► Эстет! И глазу рисуется изящный юноша, породистыми пальцами небрежно оставляющий на бумаге сонеты изысканной любви.
А Чехов? «Пошла, чтобы ты издохла! — крикнул он. — Прокля-та-я!»
Поэт! И сейчас же перед нами вырисовывается выпятившая грудь фигура с благородным профилем Надсона, каждой складкой черного глухого сюртука кричащая, что разбит и поруган святой идеал.
А здесь: «После блинов осетровую уху ели, а после ухи куропаток с подливкой. Сметана, свежая икра, семга, тертый сыр. Так укомплектовались, что папаша мой тайком расстегнул пуговки на животе»…
Под стук топоров по вишневым садам распродали с аукциона вместе с гобеленами, с красной мебелью в стиле полутора дюжины Людовиков и гардероб изношенных слов.
Сколько их!
«Любовь», «дружба», «правда», «порядочность» болтались, истрепанные на вешалках. Кто же решится опять напялить на себя эти кринолины вымирающих бабушек.

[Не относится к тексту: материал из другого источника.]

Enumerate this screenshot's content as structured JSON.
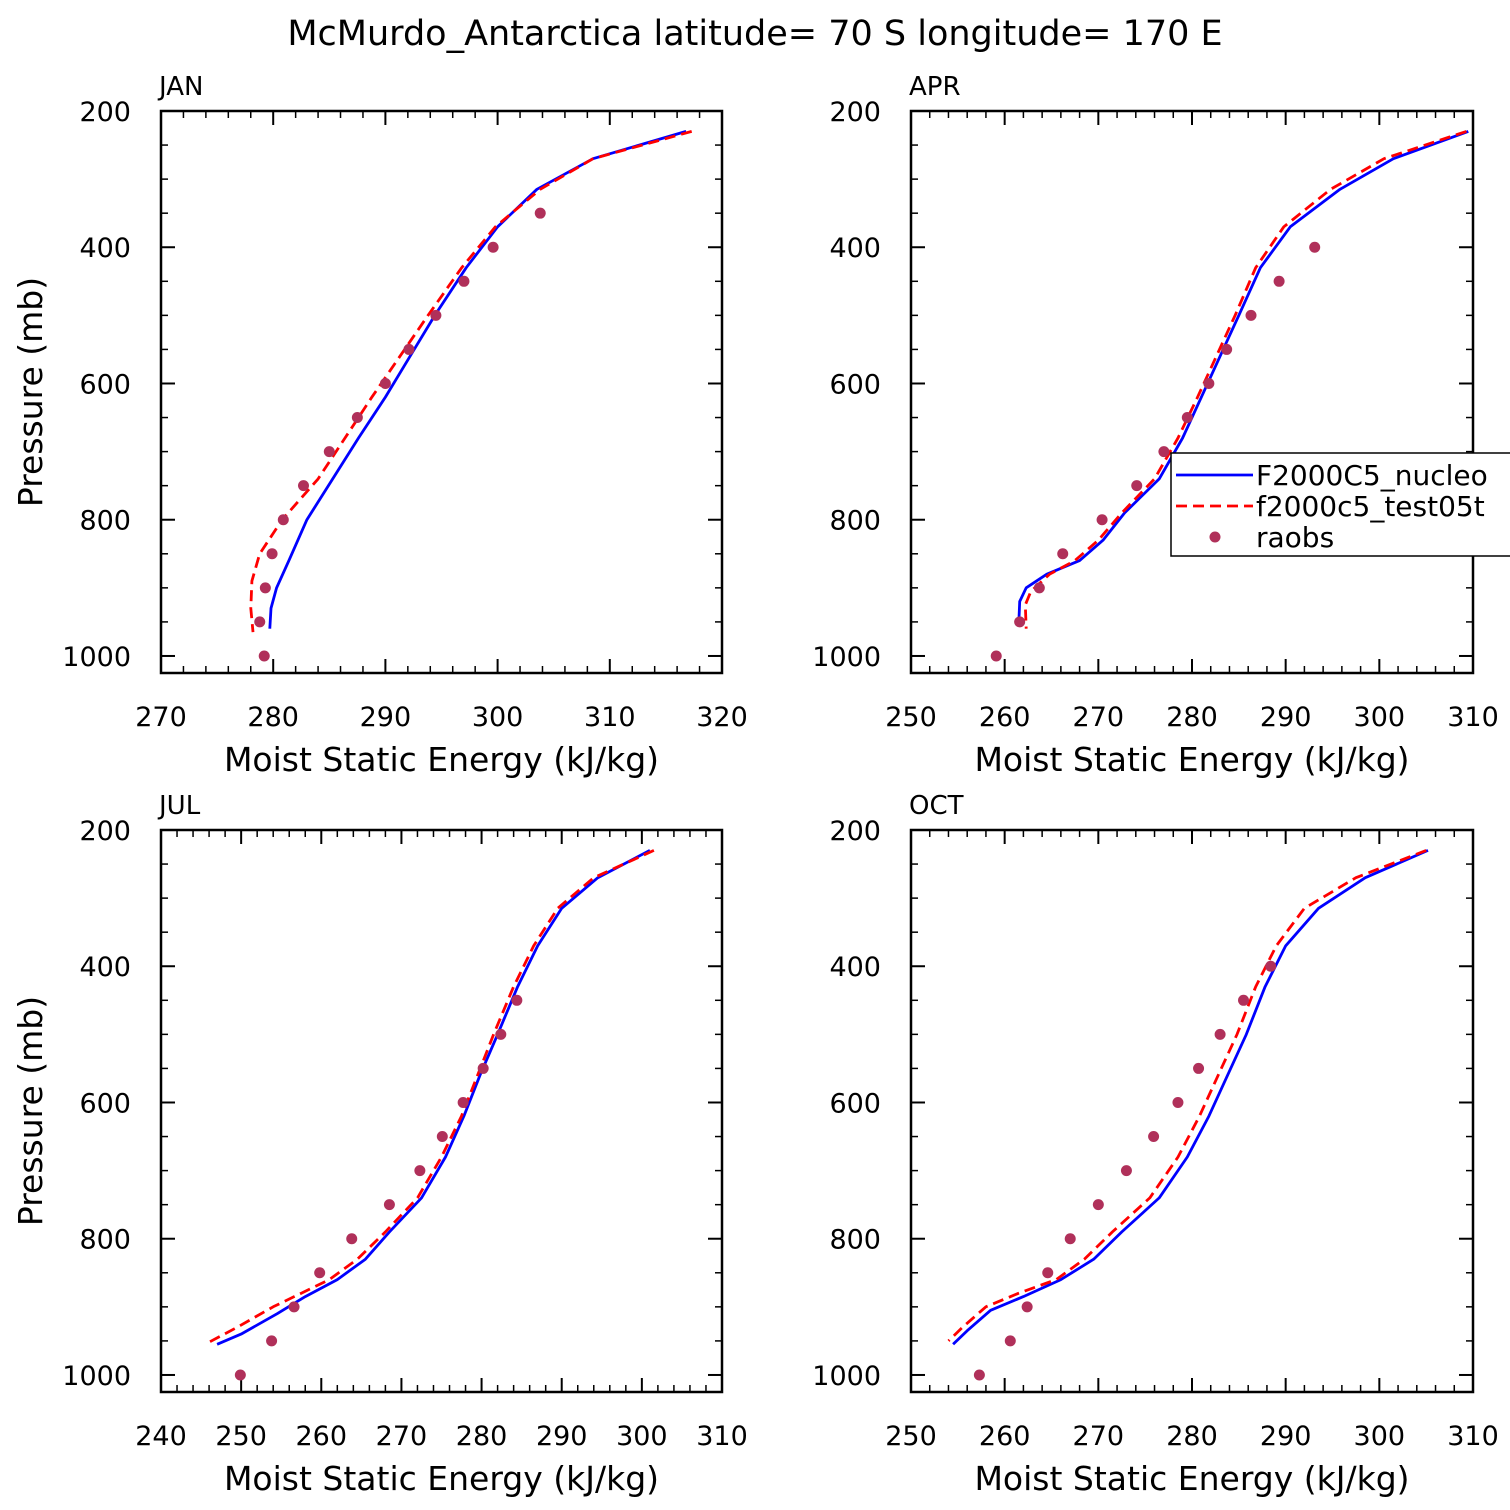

И вот Чехов внес в литературу грубые имена грубых вещей…
Но там он столкнул две разные эстетики — старую и новую. Чужую — и свою. А тут! Понятно было бы, если б это грубое, неэстетичное «пучит» было противопоставлено поэтике той «Птички божьей» («Слог изыскан, как борзая, сконапель ля поэзи»), которую он отхлестал в знаменитой своей сатире. Но тут ведь это уродливое «пучит» взрывает не чью-нибудь, не чужую, а его собственную поэтическую ткань!
Нет, тут не только стыдливость, не только боязнь «раскваситься сентиментальностью», и не только эпатажный перехлест в привычном глумлении над истлевшими в нафталине «поэтизмами».
Тут что-то другое.
В ранней своей футуристической юности, в 1915 году, он написал (и напечатал) статью — «О разных Маяковских».
Начиналась она так:
►
Я — нахал, для которого высшее удовольствие ввалиться, напялив желтую кофту, в сборище людей, благородно берегущих под чинными сюртуками, фраками и пиджаками скромность и приличие.
Я — циник, от одного взгляда которого на платье у оглядываемых остаются сальные пятна величиной приблизительно в десертную тарелку.
Я — извозчик, которого стоит впустить в гостиную, — и воздух, как тяжелыми топорами, занавесят словища этой мало приспособленной к салонной диалектике профессии…
Я — …
Так вот, господа пишущие и говорящие и пишущие обо мне, надеюсь, после такого признания вам уже незачем доказывать ни в публичных диспутах, ни в проникновенных статьях высокообразованной критики, что я так мало привлекателен…
Желая еще больше укрепить уверенность в справедливости моих слов прошу внимательно изучить прилагаемую при этой статье фотографическую карточку: микроцефала с низким и узким лбом слабо украшает пара тусклых вылинявших глаз…
Завершался этот малопривлекательный автопортрет такой неожиданной просьбой:
►…Пожалуйста, изругав нахала, циника, извозчика двадцати двух лет, прочтите совершенно незнакомого поэта Вл. Маяковского.